Design Article
Under the hood: Video recorder has eye on time, money
David Carey, Portelligent
3/29/2004 5:31 PM EST
Panasonic's latest video recorder underscores the idea that sometimes you just can't have enough storage. A poster platform for the store/time shift/share philosophy, the DMR-E80H records video content directly to an internal 80-Gbyte, 3.5-inch hard-disk drive and allows subsequent writing of content onto DVD-RAM-compatible media.

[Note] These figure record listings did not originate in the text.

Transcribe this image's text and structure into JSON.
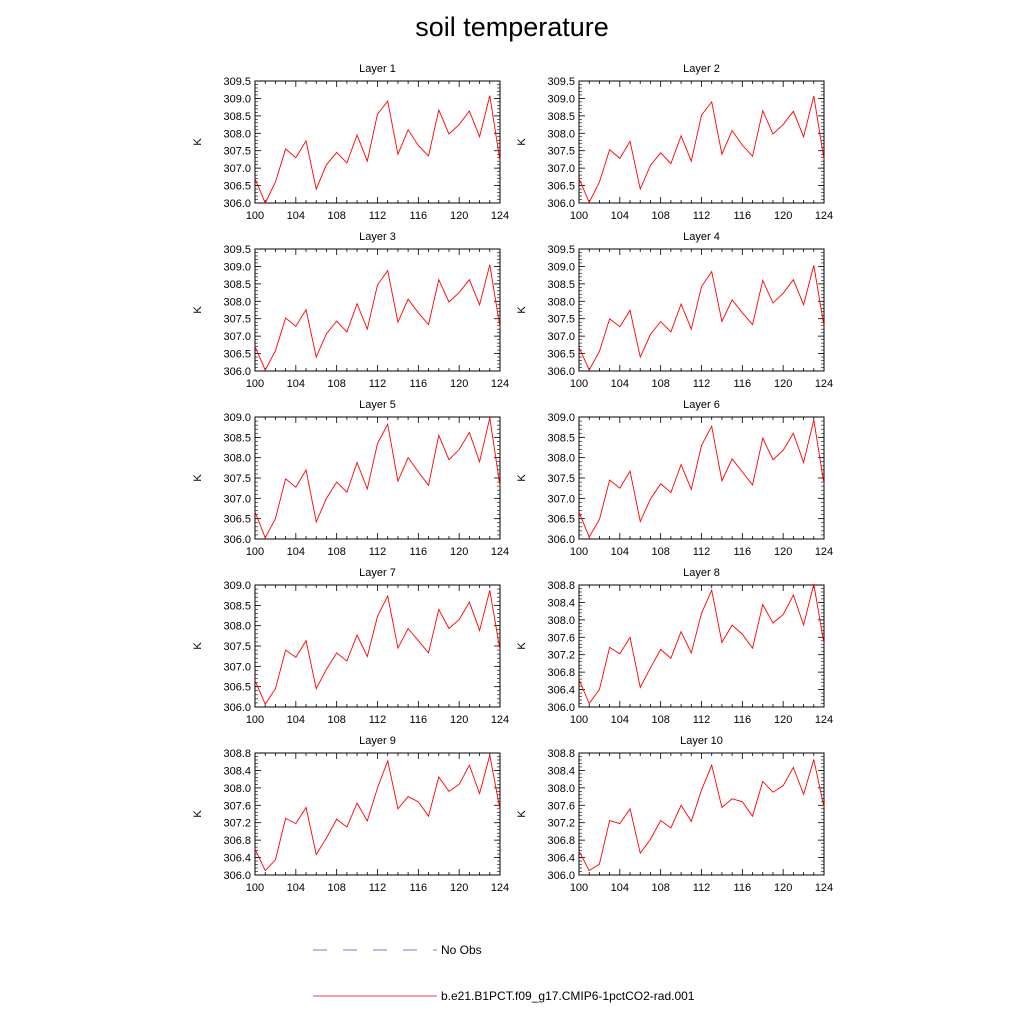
{
  "title": "soil temperature",
  "chart_data": {
    "type": "line",
    "title": "soil temperature",
    "ylabel": "K",
    "x": [
      100,
      101,
      102,
      103,
      104,
      105,
      106,
      107,
      108,
      109,
      110,
      111,
      112,
      113,
      114,
      115,
      116,
      117,
      118,
      119,
      120,
      121,
      122,
      123,
      124
    ],
    "xticks": [
      "100",
      "104",
      "108",
      "112",
      "116",
      "120",
      "124"
    ],
    "xlim": [
      100,
      124
    ],
    "grid": false,
    "legend_placement": "bottom",
    "panels": [
      {
        "title": "Layer 1",
        "ylim": [
          306.0,
          309.5
        ],
        "yticks": [
          "306.0",
          "306.5",
          "307.0",
          "307.5",
          "308.0",
          "308.5",
          "309.0",
          "309.5"
        ],
        "series": [
          {
            "name": "b.e21.B1PCT.f09_g17.CMIP6-1pctCO2-rad.001",
            "color": "#ff0000",
            "values": [
              306.7,
              306.0,
              306.6,
              307.55,
              307.3,
              307.78,
              306.4,
              307.1,
              307.45,
              307.15,
              307.95,
              307.2,
              308.55,
              308.92,
              307.4,
              308.1,
              307.65,
              307.35,
              308.67,
              307.98,
              308.25,
              308.64,
              307.9,
              309.08,
              307.2
            ]
          }
        ]
      },
      {
        "title": "Layer 2",
        "ylim": [
          306.0,
          309.5
        ],
        "yticks": [
          "306.0",
          "306.5",
          "307.0",
          "307.5",
          "308.0",
          "308.5",
          "309.0",
          "309.5"
        ],
        "series": [
          {
            "name": "b.e21.B1PCT.f09_g17.CMIP6-1pctCO2-rad.001",
            "color": "#ff0000",
            "values": [
              306.7,
              306.02,
              306.6,
              307.53,
              307.28,
              307.77,
              306.4,
              307.08,
              307.44,
              307.13,
              307.93,
              307.2,
              308.52,
              308.9,
              307.4,
              308.08,
              307.66,
              307.34,
              308.65,
              307.98,
              308.25,
              308.63,
              307.9,
              309.07,
              307.25
            ]
          }
        ]
      },
      {
        "title": "Layer 3",
        "ylim": [
          306.0,
          309.5
        ],
        "yticks": [
          "306.0",
          "306.5",
          "307.0",
          "307.5",
          "308.0",
          "308.5",
          "309.0",
          "309.5"
        ],
        "series": [
          {
            "name": "b.e21.B1PCT.f09_g17.CMIP6-1pctCO2-rad.001",
            "color": "#ff0000",
            "values": [
              306.7,
              306.03,
              306.58,
              307.52,
              307.28,
              307.76,
              306.4,
              307.07,
              307.43,
              307.12,
              307.93,
              307.2,
              308.47,
              308.88,
              307.4,
              308.06,
              307.67,
              307.33,
              308.62,
              307.98,
              308.25,
              308.62,
              307.9,
              309.05,
              307.25
            ]
          }
        ]
      },
      {
        "title": "Layer 4",
        "ylim": [
          306.0,
          309.5
        ],
        "yticks": [
          "306.0",
          "306.5",
          "307.0",
          "307.5",
          "308.0",
          "308.5",
          "309.0",
          "309.5"
        ],
        "series": [
          {
            "name": "b.e21.B1PCT.f09_g17.CMIP6-1pctCO2-rad.001",
            "color": "#ff0000",
            "values": [
              306.68,
              306.03,
              306.56,
              307.5,
              307.27,
              307.74,
              306.4,
              307.05,
              307.42,
              307.12,
              307.92,
              307.2,
              308.42,
              308.85,
              307.42,
              308.04,
              307.67,
              307.33,
              308.6,
              307.95,
              308.23,
              308.62,
              307.9,
              309.03,
              307.28
            ]
          }
        ]
      },
      {
        "title": "Layer 5",
        "ylim": [
          306.0,
          309.0
        ],
        "yticks": [
          "306.0",
          "306.5",
          "307.0",
          "307.5",
          "308.0",
          "308.5",
          "309.0"
        ],
        "series": [
          {
            "name": "b.e21.B1PCT.f09_g17.CMIP6-1pctCO2-rad.001",
            "color": "#ff0000",
            "values": [
              306.67,
              306.03,
              306.5,
              307.48,
              307.27,
              307.7,
              306.42,
              307.0,
              307.4,
              307.15,
              307.88,
              307.23,
              308.35,
              308.82,
              307.42,
              308.0,
              307.65,
              307.32,
              308.55,
              307.95,
              308.2,
              308.62,
              307.9,
              308.98,
              307.3
            ]
          }
        ]
      },
      {
        "title": "Layer 6",
        "ylim": [
          306.0,
          309.0
        ],
        "yticks": [
          "306.0",
          "306.5",
          "307.0",
          "307.5",
          "308.0",
          "308.5",
          "309.0"
        ],
        "series": [
          {
            "name": "b.e21.B1PCT.f09_g17.CMIP6-1pctCO2-rad.001",
            "color": "#ff0000",
            "values": [
              306.66,
              306.05,
              306.48,
              307.45,
              307.25,
              307.67,
              306.43,
              306.98,
              307.36,
              307.14,
              307.83,
              307.22,
              308.3,
              308.77,
              307.43,
              307.97,
              307.65,
              307.33,
              308.48,
              307.95,
              308.18,
              308.6,
              307.88,
              308.93,
              307.35
            ]
          }
        ]
      },
      {
        "title": "Layer 7",
        "ylim": [
          306.0,
          309.0
        ],
        "yticks": [
          "306.0",
          "306.5",
          "307.0",
          "307.5",
          "308.0",
          "308.5",
          "309.0"
        ],
        "series": [
          {
            "name": "b.e21.B1PCT.f09_g17.CMIP6-1pctCO2-rad.001",
            "color": "#ff0000",
            "values": [
              306.65,
              306.07,
              306.45,
              307.4,
              307.22,
              307.63,
              306.45,
              306.93,
              307.33,
              307.13,
              307.77,
              307.24,
              308.23,
              308.73,
              307.45,
              307.93,
              307.63,
              307.33,
              308.4,
              307.93,
              308.15,
              308.58,
              307.88,
              308.87,
              307.4
            ]
          }
        ]
      },
      {
        "title": "Layer 8",
        "ylim": [
          306.0,
          308.8
        ],
        "yticks": [
          "306.0",
          "306.4",
          "306.8",
          "307.2",
          "307.6",
          "308.0",
          "308.4",
          "308.8"
        ],
        "series": [
          {
            "name": "b.e21.B1PCT.f09_g17.CMIP6-1pctCO2-rad.001",
            "color": "#ff0000",
            "values": [
              306.63,
              306.08,
              306.4,
              307.37,
              307.22,
              307.6,
              306.45,
              306.9,
              307.32,
              307.12,
              307.73,
              307.24,
              308.15,
              308.68,
              307.48,
              307.88,
              307.67,
              307.35,
              308.35,
              307.93,
              308.12,
              308.57,
              307.88,
              308.82,
              307.45
            ]
          }
        ]
      },
      {
        "title": "Layer 9",
        "ylim": [
          306.0,
          308.8
        ],
        "yticks": [
          "306.0",
          "306.4",
          "306.8",
          "307.2",
          "307.6",
          "308.0",
          "308.4",
          "308.8"
        ],
        "series": [
          {
            "name": "b.e21.B1PCT.f09_g17.CMIP6-1pctCO2-rad.001",
            "color": "#ff0000",
            "values": [
              306.6,
              306.1,
              306.35,
              307.3,
              307.18,
              307.55,
              306.47,
              306.85,
              307.28,
              307.1,
              307.65,
              307.24,
              308.0,
              308.62,
              307.52,
              307.8,
              307.68,
              307.35,
              308.25,
              307.92,
              308.08,
              308.52,
              307.87,
              308.75,
              307.5
            ]
          }
        ]
      },
      {
        "title": "Layer 10",
        "ylim": [
          306.0,
          308.8
        ],
        "yticks": [
          "306.0",
          "306.4",
          "306.8",
          "307.2",
          "307.6",
          "308.0",
          "308.4",
          "308.8"
        ],
        "series": [
          {
            "name": "b.e21.B1PCT.f09_g17.CMIP6-1pctCO2-rad.001",
            "color": "#ff0000",
            "values": [
              306.55,
              306.1,
              306.25,
              307.25,
              307.18,
              307.52,
              306.5,
              306.82,
              307.25,
              307.08,
              307.6,
              307.23,
              307.95,
              308.52,
              307.55,
              307.75,
              307.68,
              307.35,
              308.15,
              307.9,
              308.05,
              308.47,
              307.85,
              308.65,
              307.55
            ]
          }
        ]
      }
    ],
    "legend": [
      {
        "label": "No Obs",
        "color": "#7a7acc",
        "style": "dashed"
      },
      {
        "label": "b.e21.B1PCT.f09_g17.CMIP6-1pctCO2-rad.001",
        "color": "#ff0000",
        "style": "solid"
      }
    ]
  }
}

The DMR-E80H's eight circuit boards support dozens of ICs. The large main circuit board ties together the hard disk, DVD drive electronics, user-interface circuit boards and high-density controller card (detailed in the figure). The main board is based on single-sided phenolic board technology-a long-standing workhorse of the A/V box industry, where cost is king and component density is modest.
Panasonic has corralled the most complex IC devices and advanced packaging within the controller card, the main engine for media processing. Fine-pitch area-array ceramic BGA devices drive the need for higher interconnect density locally, and system partitioning suggests this same island of complexity may be the main target for future integration.
Numerous Panasonic-manufactured devices and a supporting cast of memory components are central to the controller board. A Panasonic MN103E0500 optical disk controller provides the interface to the DVD-RAM assembly. Similarly, dedicated Panasonic DSPs (the MN85572 and MN6775511, respectively) are used to implement MPEG encode and decode, and a Panasonic MN85620GL stream controller takes care of overall data flow to and between the hard drive and DVD.
Panasonic and Burr-Brown components manage translation between the analog and digital video domains. SDRAMs from Hynix, Micron, Oki and Samsung are used in conjunction with flash devices-also supplied by Samsung and Oki-for overall memory content.
The extensive use of off-the shelf building blocks speaks to an emphasis on time-to-market, lower development costs and risk mitigation in what is likely a dynamic product segment.
The total estimated cost-of-goods-sold is around half of the best current retail price for the Panasonic DMR-E80H recorder.
The DMR-E80H employs storage, component and manufacturing technologies to bring together what is arguably the killer product for the video enthusiast. Expect lower box costs-and, one hopes, some end to the standards wars for recordable DVD formats-to drive interest among a much broader consumer base down the road.
David Carey is president of Portelligent (www.teardown.com; Austin, Texas), which produces teardown reports and related industry research on wireless, mobile and personal electronics.